特集:キャンパス展望
2011年2月1日号
英語でコミュニケーションしよう
情報通信学部情報メディア学科 濱本和彦 教授

最近の学生さんは、つくづく「大変だなぁ」と思う。学ぶべき専門の内容は、増えることはあっても減ることはなく、さらに英語でのコミュニケーション能力も要求され、そしてこの就職状況である。

私自身を振り返ってみると、学部卒業はバブル真っ最中。英語での研究の口頭発表は、実は学生時代には皆無である。当時の話を学生にすると、怒られてしまうかもしれない。特に私が所属する情報通信学部は、「国際的に活躍できる英語コミュニケーション能力を習得させる教育」を教育目標として掲げ、またキャリア関連の学部共通科目として「企業研究」「インターンシップ」を開講しているからなおさらである。私もいくつかの科目を担当しており、「私で果たして説得力があるのか?」と自問自答しつつ、日々勉強と考えて担当させてもらっている。

こんな私ではあるが、英語教育や国際化に関しては、縁あってJICAのプロジェクトに参画させていただく機会があり、そこで得られた経験を学生さんに還元できるのではないか、と思っている。タイのモンクット王ラカバン工科大学(KМITL)のプロジェクトに初めて参加したのが2000年で、以降、ラオス国立大学のITブリッジプロジェクト、アセアン工学系高等教育ネットワークプロジェクト(AUN/SEED│Net)に参画する機会をいただいている。現地では主に大学院生の教育研究指導を行うことになるのだが、学生の意欲の高さにいつも驚かされる。

コミュニケーションは英語であり、利用するテキストも英語版がほとんどである。彼らはネイティブではないのでその英語は決して流ちょうではないが、とにかく積極的に話しかけてくるし、貪欲に知識を習得するし、海外での就職もいとわない。KМITLでは英語だけで教育する学部の国際コースもスタートしている。
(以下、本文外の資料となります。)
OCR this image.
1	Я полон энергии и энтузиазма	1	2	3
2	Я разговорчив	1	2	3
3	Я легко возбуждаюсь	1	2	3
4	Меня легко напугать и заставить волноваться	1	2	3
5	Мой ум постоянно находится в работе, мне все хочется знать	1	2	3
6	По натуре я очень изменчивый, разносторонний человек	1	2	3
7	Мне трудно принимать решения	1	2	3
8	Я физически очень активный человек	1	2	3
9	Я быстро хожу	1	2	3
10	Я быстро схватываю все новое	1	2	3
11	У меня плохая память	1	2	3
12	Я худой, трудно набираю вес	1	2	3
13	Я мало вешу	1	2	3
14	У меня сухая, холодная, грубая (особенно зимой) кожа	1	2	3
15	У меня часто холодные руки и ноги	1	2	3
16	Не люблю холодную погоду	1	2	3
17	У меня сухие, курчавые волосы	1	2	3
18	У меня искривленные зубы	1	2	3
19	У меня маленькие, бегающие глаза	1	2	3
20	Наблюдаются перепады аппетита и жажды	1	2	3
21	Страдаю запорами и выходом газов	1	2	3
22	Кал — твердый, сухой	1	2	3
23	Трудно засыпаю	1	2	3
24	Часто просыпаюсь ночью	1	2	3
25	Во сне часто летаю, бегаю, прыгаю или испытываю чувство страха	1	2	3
これは日本の大学や学生も見習うべきところで、うかうかしていると追い抜かれるのではないかと心配してしまう。事実、日本のいくつかの企業は日本人学生の採用枠を減らし、留学生や海外からの採用枠を増やす傾向にある。幸い、SEED│Netなどを利用して多くの留学生が研究室に在籍する機会があり、またKМITLの国際コースからは、講義科目や卒業プロジェクトについて共同で実施できないかといった打診がきている。

先日はこの国際コースの学生(学部生である)が高輪校舎を訪問する機会があり、何人かの先生に協力していただき特別講義を開催した。このような機会に本学部の学生にも積極的に参加してもらい、さらに卒業プロジェクトも共同で実施できるようになれば、学生への良い刺激、学習機会となるのではないかと考えている。

とにかく、下手な英語でもよいから、まずは直接コミュニケーションをとる、その機会を学生全員に与える、というのが、これまでの経験から得られた確信であり、私がお手伝いできることと思っている。本学部は「研究成果を英語のみで発表すること」を目標としている。1期生が卒業を迎えるのは2011年度である。1年後、彼らがどのような卒業プロジェクト発表を行うか今から楽しみである(もちろん不安も)。

 
はまもと・かずひこ 1966年長崎県生まれ。東京農工大学大学院工学研究科博士後期課程修了。博士(工学)。専門は医用情報処理、ヒューマンインタフェース、バーチャルリアリティ。